A Model Generalization Study in Localizing Indoor Cows with COw LOcalization (COLO) dataset

TL;DR

The paper addresses robust localization of indoor cows using YOLO-based detectors and introduces the COLO dataset (1254 images, 11818 cow instances) to study cross-environment generalization. It systematically evaluates how lighting and camera viewpoint affect detection, and compares model complexity and fine-tuning strategies across multiple cross-validation configurations. Key findings show that view-angle changes, especially to side viewpoints, substantially reduce performance, while lighting variations have a smaller impact; increasing model size does not always improve generalization, and fine-tuning with task-relevant weights benefits larger models more than simple ones. The work provides practical guidelines for PLF researchers, highlighting when simple pre-trained deployments suffice and when fine-tuning larger models is advantageous, and it offers the public COLO dataset to foster further research in indoor livestock localization.

Abstract

Precision livestock farming (PLF) increasingly relies on advanced object localization techniques to monitor livestock health and optimize resource management. This study investigates the generalization capabilities of YOLOv8 and YOLOv9 models for cow detection in indoor free-stall barn settings, focusing on varying training data characteristics such as view angles and lighting, and model complexities. Leveraging the newly released public dataset, COws LOcalization (COLO) dataset, we explore three key hypotheses: (1) Model generalization is equally influenced by changes in lighting conditions and camera angles; (2) Higher model complexity guarantees better generalization performance; (3) Fine-tuning with custom initial weights trained on relevant tasks always brings advantages to detection tasks. Our findings reveal considerable challenges in detecting cows in images taken from side views and underscore the importance of including diverse camera angles in building a detection model. Furthermore, our results emphasize that higher model complexity does not necessarily lead to better performance. The optimal model configuration heavily depends on the specific task and dataset. Lastly, while fine-tuning with custom initial weights trained on relevant tasks offers advantages to detection tasks, simpler models do not benefit similarly from this approach. It is more efficient to train a simple model with pre-trained weights without relying on prior relevant information, which can require intensive labor efforts. Future work should focus on adaptive methods and advanced data augmentation to improve generalization and robustness.

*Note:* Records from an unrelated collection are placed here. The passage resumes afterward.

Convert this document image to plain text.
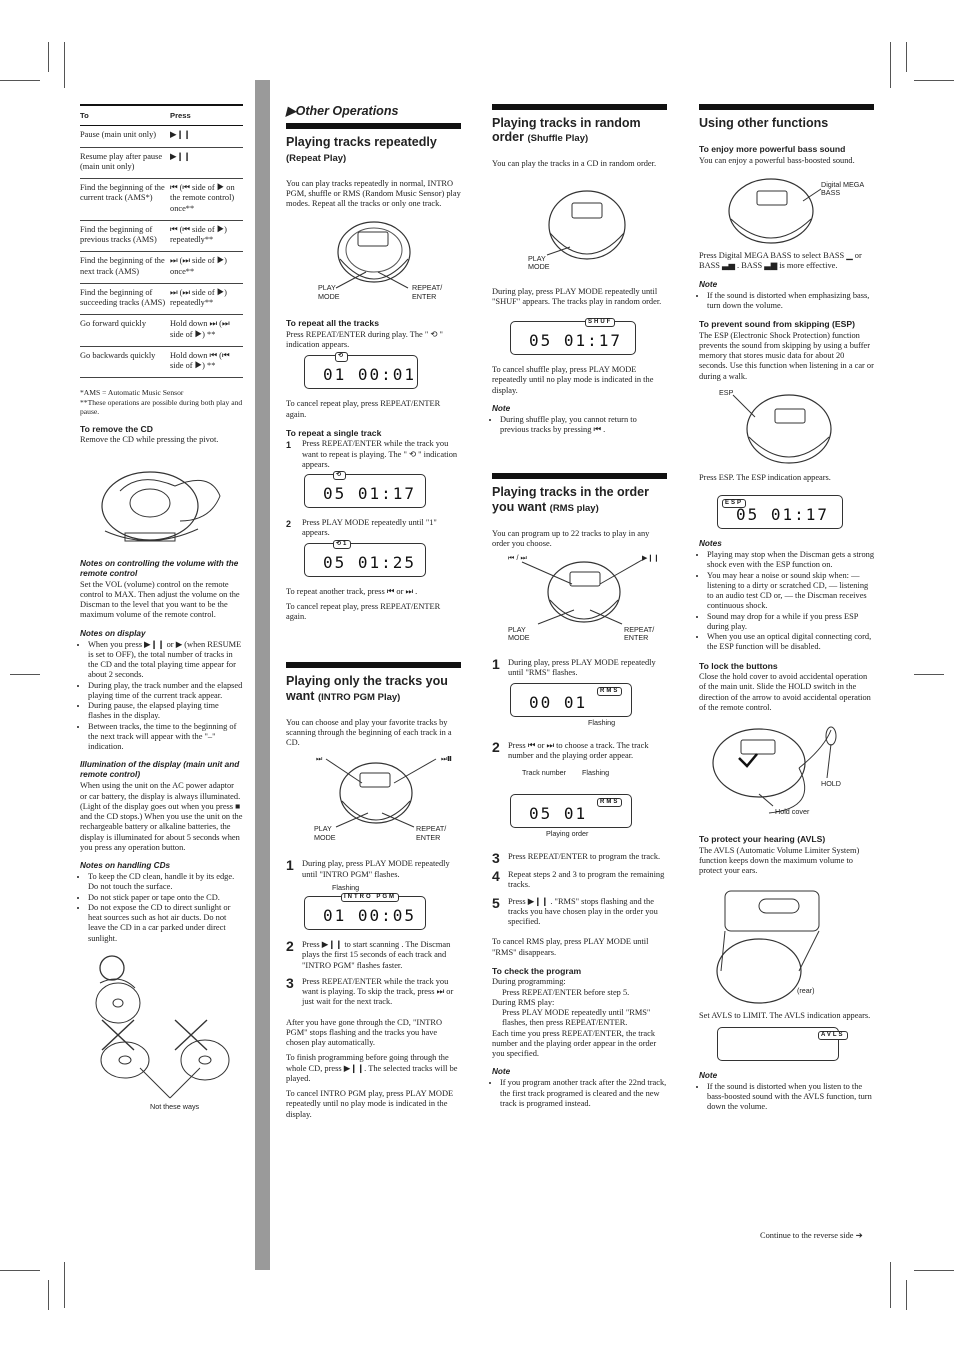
To	Press
Pause (main unit only)	▶❙❙
Resume play after pause (main unit only)	▶❙❙
Find the beginning of the current track (AMS*)	⏮ (⏮ side of ▶ on the remote control) once**
Find the beginning of previous tracks (AMS)	⏮ (⏮ side of ▶) repeatedly**
Find the beginning of the next track (AMS)	⏭ (⏭ side of ▶) once**
Find the beginning of succeeding tracks (AMS)	⏭ (⏭ side of ▶) repeatedly**
Go forward quickly	Hold down ⏭ (⏭ side of ▶) **
Go backwards quickly	Hold down ⏮ (⏮ side of ▶) **

*AMS = Automatic Music Sensor

**These operations are possible during both play and pause.

To remove the CD

Remove the CD while pressing the pivot.

Notes on controlling the volume with the remote control

Set the VOL (volume) control on the remote control to MAX. Then adjust the volume on the Discman to the level that you want to be the maximum volume of the remote control.

Notes on display
• When you press ▶❙❙ or ▶ (when RESUME is set to OFF), the total number of tracks in the CD and the total playing time appear for about 2 seconds.
• During play, the track number and the elapsed playing time of the current track appear.
• During pause, the elapsed playing time flashes in the display.
• Between tracks, the time to the beginning of the next track will appear with the "–" indication.
Illumination of the display (main unit and remote control)

When using the unit on the AC power adaptor or car battery, the display is always illuminated. (Light of the display goes out when you press ■ and the CD stops.) When you use the unit on the rechargeable battery or alkaline batteries, the display is illuminated for about 5 seconds when you press any operation button.

Notes on handling CDs
• To keep the CD clean, handle it by its edge. Do not touch the surface.
• Do not stick paper or tape onto the CD.
• Do not expose the CD to direct sunlight or heat sources such as hot air ducts. Do not leave the CD in a car parked under direct sunlight.
Not these ways
▶Other Operations
Playing tracks repeatedly
(Repeat Play)

You can play tracks repeatedly in normal, INTRO PGM, shuffle or RMS (Random Music Sensor) play modes. Repeat all the tracks or only one track.

PLAY MODE
REPEAT/ ENTER
To repeat all the tracks

Press REPEAT/ENTER during play. The " ⟲ " indication appears.

⟲
01 00:01

To cancel repeat play, press REPEAT/ENTER again.

To repeat a single track
1	Press REPEAT/ENTER while the track you want to repeat is playing. The " ⟲ " indication appears.
⟲
05 01:17
2	Press PLAY MODE repeatedly until "1" appears.
⟲1
05 01:25

To repeat another track, press ⏮ or ⏭ .

To cancel repeat play, press REPEAT/ENTER again.

Playing only the tracks you want (INTRO PGM Play)

You can choose and play your favorite tracks by scanning through the beginning of each track in a CD.

⏭	⏭❙❙
PLAY MODE
REPEAT/ ENTER
1 During play, press PLAY MODE repeatedly until "INTRO PGM" flashes.
Flashing
INTRO PGM
01 00:05
2 Press ▶❙❙ to start scanning . The Discman plays the first 15 seconds of each track and "INTRO PGM" flashes faster.
3 Press REPEAT/ENTER while the track you want is playing. To skip the track, press ⏭ or just wait for the next track.

After you have gone through the CD, "INTRO PGM" stops flashing and the tracks you have chosen play automatically.

To finish programming before going through the whole CD, press ▶❙❙. The selected tracks will be played.

To cancel INTRO PGM play, press PLAY MODE repeatedly until no play mode is indicated in the display.

Playing tracks in random order (Shuffle Play)

You can play the tracks in a CD in random order.

PLAY MODE

During play, press PLAY MODE repeatedly until "SHUF" appears. The tracks play in random order.

SHUF
05 01:17

To cancel shuffle play, press PLAY MODE repeatedly until no play mode is indicated in the display.

Note
• During shuffle play, you cannot return to previous tracks by pressing ⏮ .
Playing tracks in the order you want (RMS play)

You can program up to 22 tracks to play in any order you choose.

⏮ / ⏭	▶❙❙
PLAY MODE
REPEAT/ ENTER
1 During play, press PLAY MODE repeatedly until "RMS" flashes.
RMS
00 01
Flashing
2 Press ⏮ or ⏭ to choose a track. The track number and the playing order appear.
Track number	Flashing
RMS
05 01
Playing order
3 Press REPEAT/ENTER to program the track.
4 Repeat steps 2 and 3 to program the remaining tracks.
5 Press ▶❙❙ . "RMS" stops flashing and the tracks you have chosen play in the order you specified.

To cancel RMS play, press PLAY MODE until "RMS" disappears.

To check the program
During programming:
Press REPEAT/ENTER before step 5.
During RMS play:
Press PLAY MODE repeatedly until "RMS" flashes, then press REPEAT/ENTER.

Each time you press REPEAT/ENTER, the track number and the playing order appear in the order you specified.

Note
• If you program another track after the 22nd track, the first track programed is cleared and the new track is programed instead.
Using other functions
To enjoy more powerful bass sound

You can enjoy a powerful bass-boosted sound.

Digital MEGA BASS

Press Digital MEGA BASS to select BASS ▁ or BASS ▃▅ . BASS ▃▆ is more effective.

Note
• If the sound is distorted when emphasizing bass, turn down the volume.
To prevent sound from skipping (ESP)

The ESP (Electronic Shock Protection) function prevents the sound from skipping by using a buffer memory that stores music data for about 20 seconds. Use this function when listening in a car or during a walk.

ESP

Press ESP. The ESP indication appears.

ESP
05 01:17
Notes
• Playing may stop when the Discman gets a strong shock even with the ESP function on.
• You may hear a noise or sound skip when: — listening to a dirty or scratched CD, — listening to an audio test CD or, — the Discman receives continuous shock.
• Sound may drop for a while if you press ESP during play.
• When you use an optical digital connecting cord, the ESP function will be disabled.
To lock the buttons

Close the hold cover to avoid accidental operation of the main unit. Slide the HOLD switch in the direction of the arrow to avoid accidental operation of the remote control.

HOLD
Hold cover
To protect your hearing (AVLS)

The AVLS (Automatic Volume Limiter System) function keeps down the maximum volume to protect your ears.

(rear)

Set AVLS to LIMIT. The AVLS indication appears.

AVLS
Note
• If the sound is distorted when you listen to the bass-boosted sound with the AVLS function, turn down the volume.
Continue to the reverse side ➔
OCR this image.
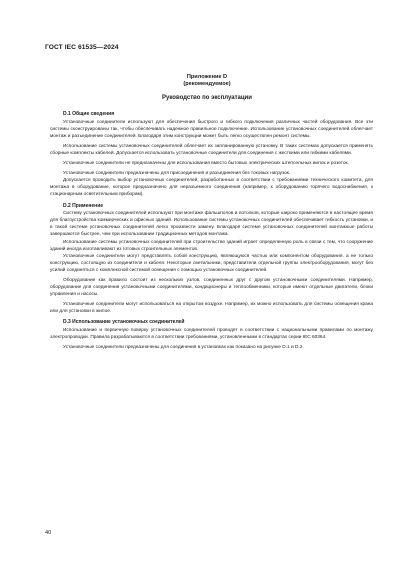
ГОСТ IEC 61535—2024
Приложение D
(рекомендуемое)
Руководство по эксплуатации
D.1 Общие сведения

Установочные соединители используют для обеспечения быстрого и гибкого подключения различных частей оборудования. Все эти системы сконструированы так, чтобы обеспечивать надежное правильное подключение. Использование установочных соединителей облегчает монтаж и разъединение соединителей. Благодаря этим конструкции может быть легко осуществлен ремонт системы.

Использование системы установочных соединителей облегчает их запланированную установку. В таких системах допускается применять сборные комплекты кабелей. Допускается использовать установочные соединители для соединения с жесткими или гибкими кабелями.

Установочные соединители не предназначены для использования вместо бытовых электрических штепсельных вилок и розеток.

Установочные соединители предназначены для присоединения и разъединения без токовых нагрузок.

Допускается проводить выбор установочных соединителей, разработанных в соответствии с требованиями технического комитета, для монтажа в оборудование, которое предназначено для неразъемного соединения (например, к оборудованию горячего водоснабжения, к стационарным осветительным приборам).

D.2 Применение

Систему установочных соединителей используют при монтаже фальшполов и потолков, которые широко применяются в настоящее время для благоустройства коммерческих и офисных зданий. Использование системы установочных соединителей обеспечивает гибкость установки, и в такой системе установочных соединителей легко произвести замену. Благодаря системе установочных соединителей монтажные работы завершаются быстрее, чем при использовании традиционных методов монтажа.

Использование системы установочных соединителей при строительстве зданий играет определенную роль в связи с тем, что сооружение зданий иногда изготавливают из готовых строительных элементов.

Установочные соединители могут представлять собой конструкцию, являющуюся частью или компонентом оборудования, а не только конструкцию, состоящую из соединителя и кабеля. Некоторые светильники, представители отдельной группы электрооборудования, могут без усилий соединяться с комплексной системой освещения с помощью установочных соединителей.

Оборудование как правило состоит из нескольких узлов, соединенных друг с другом установочными соединителями. Например, оборудование для соединения установочными соединителями, кондиционеры и теплообменники, которые имеют отдельные двигатели, блоки управления и насосы.

Установочные соединители могут использоваться на открытом воздухе. Например, их можно использовать для системы освещения крана или для установки в жилое.

D.3 Использование установочных соединителей

Использование и первичную поверку установочных соединителей проводят в соответствии с национальными правилами по монтажу электропроводки. Правила разрабатываются в соответствии требованиями, установленными в стандартах серии IEC 60364.

Установочные соединители предназначены для соединения в установках как показано на рисунке D.1 и D.2.

40
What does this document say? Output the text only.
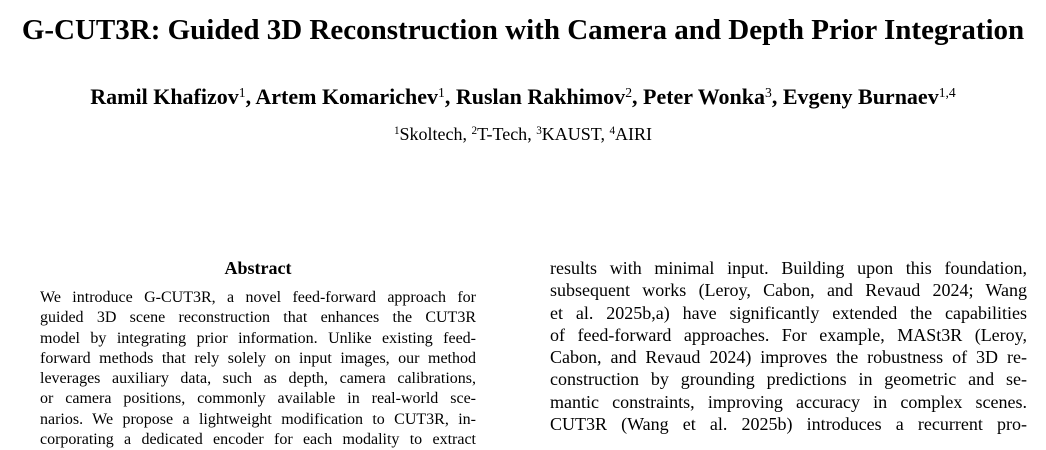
G-CUT3R: Guided 3D Reconstruction with Camera and Depth Prior Integration
Ramil Khafizov$^1$, Artem Komarichev$^1$, Ruslan Rakhimov$^2$, Peter Wonka$^3$, Evgeny Burnaev$^{1,4}$
$^1$Skoltech, $^2$T-Tech, $^3$KAUST, $^4$AIRI
Abstract
We introduce G-CUT3R, a novel feed-forward approach for
guided 3D scene reconstruction that enhances the CUT3R
model by integrating prior information. Unlike existing feed-
forward methods that rely solely on input images, our method
leverages auxiliary data, such as depth, camera calibrations,
or camera positions, commonly available in real-world sce-
narios. We propose a lightweight modification to CUT3R, in-
corporating a dedicated encoder for each modality to extract
results with minimal input. Building upon this foundation,
subsequent works (Leroy, Cabon, and Revaud 2024; Wang
et al. 2025b,a) have significantly extended the capabilities
of feed-forward approaches. For example, MASt3R (Leroy,
Cabon, and Revaud 2024) improves the robustness of 3D re-
construction by grounding predictions in geometric and se-
mantic constraints, improving accuracy in complex scenes.
CUT3R (Wang et al. 2025b) introduces a recurrent pro-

This study provides practical guidelines for PLF researchers on deploying computer vision models from existing studies, highlights generalization issues, and contributes the COLO dataset containing 1254 images and 11818 cow instances for further research.

Figures (7)

• Figure 1: Overview of the COLO dataset. 1a. Seven instance images from the dataset with red bounding boxes labeling the location of cows. The columns show three different view angles: top-view, side-view, and external. The rows show three different lighting conditions: daylight, indoor, and near-infrared. 1b. An example of the annotated image in YOLO format. W, H, $w_b$, and $h_b$ represent the width, height, width of the bounding box, and height of the bounding box, respectively. x and y represent the center coordinates of the bounding box.
• Figure 2: Cross-validation configurations. The training and testing sets were split into five different configurations: Baseline, Top2Side, Side2Top, Day2Night, and External.
• Figure 3: Pairwise scatter plots of the evaluation metrics: $\text{mAP@{0.5:0.95}}$, $\text{mAP@{0.5}}$, precision, and recall. Each point represents a different model configuration, with the color indicating the training sample size.
• Figure 4: The generalization performance of YOLOv9e across various data configurations and training sample sizes. Sample sizes are depicted on the horizontal axis using a logarithmic scale with a base of 2, and the data configurations are represented by different colors and marker shapes. The upper left and right plots display the metrics $\text{mAP@{0.5:0.95}}$ and $\text{mAP@{0.5}}$, respectively, for different training samples across diverse data configurations. The lower left and right plots depict precision and recall values, also for varying training samples and configurations.
• Figure 5: The performance of YOLOv8 and YOLOv9 models across various model parameters and data configurations, evaluated using four metrics: $\text{mAP@{0.5:0.95}}$, $\text{mAP@{0.5}}$, precision, and recall. Each column indicates a different data configuration, starting from top left to bottom right: 'Baseline', 'Day2Night', 'Side2Top', 'Top2Side', and 'External'. The horizontal axis of all plots indicates the number of model parameters.